La
campana de la iglesia gime lastimosa, tañidos viejos llamando a las
gentes a guarecerse de la tormenta. El agua golpea el techo sin
previo aviso, la oscuridad se cierra sobre el valle, el viento se
lleva todo lo que encuentra. Una luz ilumina fugaz el pueblo y con
ella se va la electricidad.
El río
se despereza y ocupa orillas olvidadas. La cortina de agua
impenetrable parece romperse con el trueno que hace vibrar el cielo.
El ruido de la lluvia, del agua en cascadas, provoca un
silencio temeroso. Las juntas de la vida se tambalean confiando en su
firmeza.
Sigue
cayendo el agua, vuelve a tronar, no nos hemos movido, el cielo es
negro y el agua que cae fría, miramos por la ventana al valle. Hoy
no se escala.

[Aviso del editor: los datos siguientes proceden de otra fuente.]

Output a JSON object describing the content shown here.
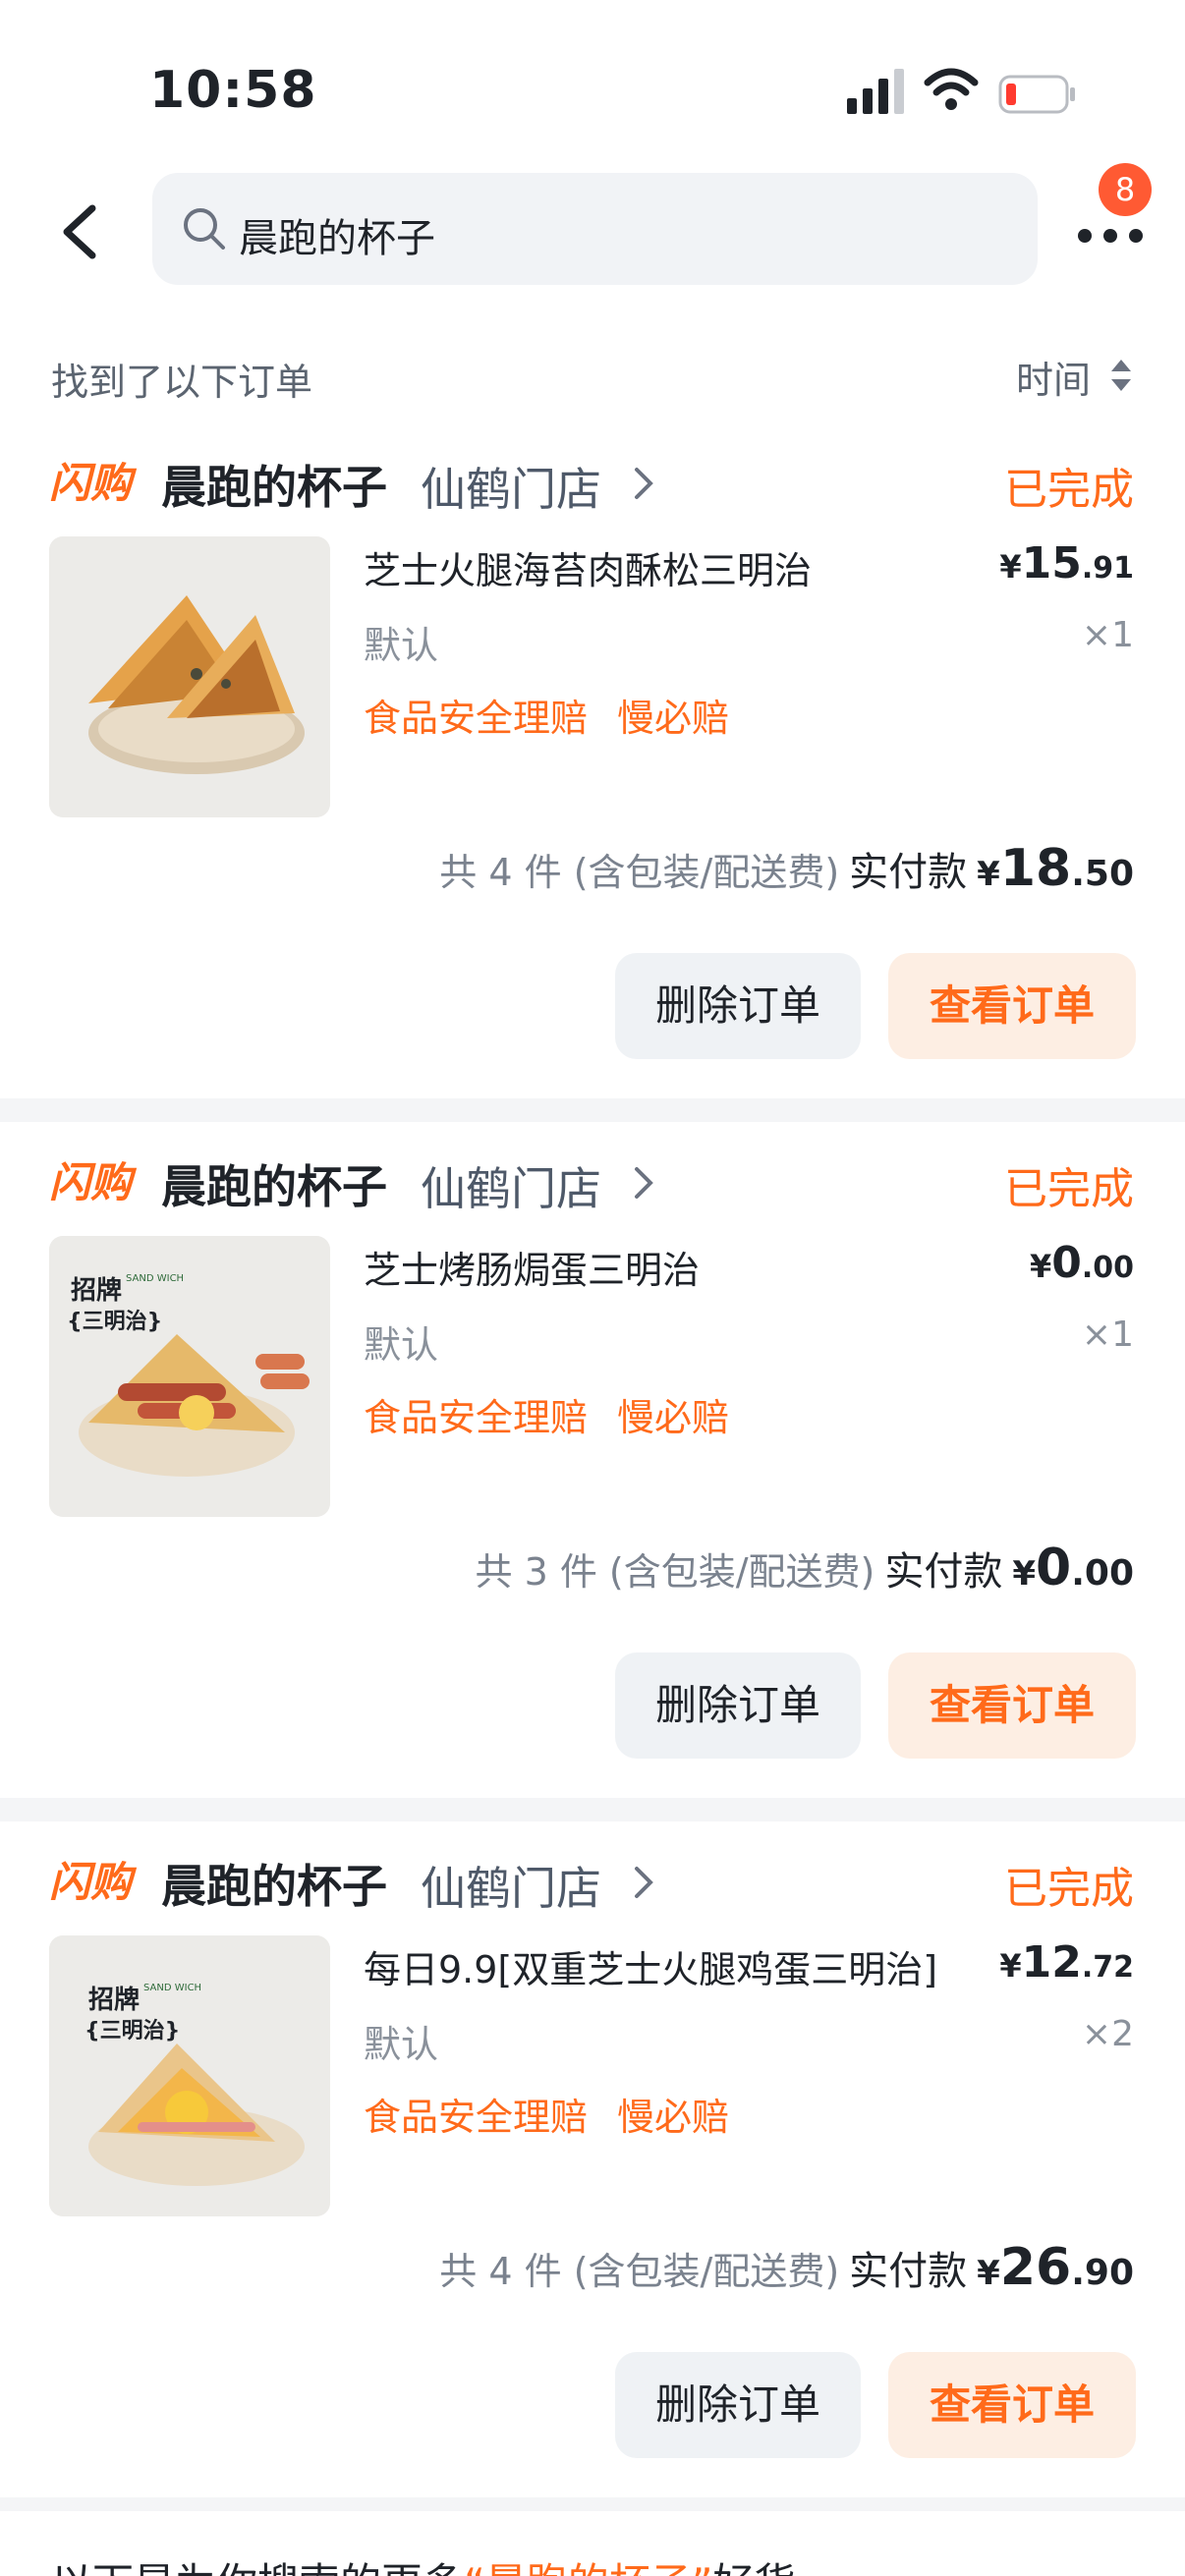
{
  "status_bar": {
    "time": "10:58"
  },
  "header": {
    "search_query": "晨跑的杯子",
    "more_badge": "8"
  },
  "results": {
    "found_text": "找到了以下订单",
    "sort_label": "时间"
  },
  "orders": [
    {
      "platform": "闪购",
      "store": "晨跑的杯子",
      "branch": "仙鹤门店",
      "status": "已完成",
      "product_name": "芝士火腿海苔肉酥松三明治",
      "price_symbol": "¥",
      "price_int": "15",
      "price_dec": ".91",
      "spec": "默认",
      "qty": "×1",
      "tags": [
        "食品安全理赔",
        "慢必赔"
      ],
      "count_text": "共 4 件 (含包装/配送费)",
      "paid_label": "实付款",
      "paid_symbol": "¥",
      "paid_int": "18",
      "paid_dec": ".50",
      "delete_label": "删除订单",
      "view_label": "查看订单"
    },
    {
      "platform": "闪购",
      "store": "晨跑的杯子",
      "branch": "仙鹤门店",
      "status": "已完成",
      "product_name": "芝士烤肠焗蛋三明治",
      "price_symbol": "¥",
      "price_int": "0",
      "price_dec": ".00",
      "spec": "默认",
      "qty": "×1",
      "tags": [
        "食品安全理赔",
        "慢必赔"
      ],
      "count_text": "共 3 件 (含包装/配送费)",
      "paid_label": "实付款",
      "paid_symbol": "¥",
      "paid_int": "0",
      "paid_dec": ".00",
      "delete_label": "删除订单",
      "view_label": "查看订单",
      "thumb_label_1": "招牌",
      "thumb_label_2": "{三明治}",
      "thumb_label_3": "SAND WICH"
    },
    {
      "platform": "闪购",
      "store": "晨跑的杯子",
      "branch": "仙鹤门店",
      "status": "已完成",
      "product_name": "每日9.9[双重芝士火腿鸡蛋三明治]",
      "price_symbol": "¥",
      "price_int": "12",
      "price_dec": ".72",
      "spec": "默认",
      "qty": "×2",
      "tags": [
        "食品安全理赔",
        "慢必赔"
      ],
      "count_text": "共 4 件 (含包装/配送费)",
      "paid_label": "实付款",
      "paid_symbol": "¥",
      "paid_int": "26",
      "paid_dec": ".90",
      "delete_label": "删除订单",
      "view_label": "查看订单",
      "thumb_label_1": "招牌",
      "thumb_label_2": "{三明治}",
      "thumb_label_3": "SAND WICH"
    }
  ],
  "more_section": {
    "prefix": "以下是为你搜索的更多",
    "keyword": "“晨跑的杯子”",
    "suffix": "好货"
  },
  "colors": {
    "accent": "#ff6a1a",
    "badge": "#ff5a33",
    "bg": "#f4f5f7"
  }
}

Se llena de agua la cafetera, se ponen las tazas y toca
disfrutar de esta gaia cambiante. Otro trueno avisa que todavía no ha
pasado.
Las
chorreras negras del agua virgen cierran sus vías de acceso. Tienen
un descanso. A sus pies los guerreros de la roca, agrupados y
silenciosos, esperan que escampe para subir a sus refugios. Miran el
río, las piedras de paso yacen bajo el agua, el camino va a estar
mojado, preparados para la batalla en la roca, no son jinetes de
agua.
La
tormenta por fin toma la decisión de seguir, lo anuncia con unos
relámpagos seguidos, unos truenos lejanos, traca final de despedida,
temor que se queda. Unas nubes rezagadas provocan una nueva carga.
Paralizan el intento de huida de los fanáticos en la tormenta, se
alejan los dioses, se llevan su tumulto.
Arriba
el café humea en las tazas. La conversación arrecia según amaina
la lluvia. Las tormentas ponen orden, limpian el valle, se llevan el
polvo, provocan pequeñas catástrofes, obligan a volver a la alerta
olvidada. Volvemos a los grados, a las cifras y a las letras.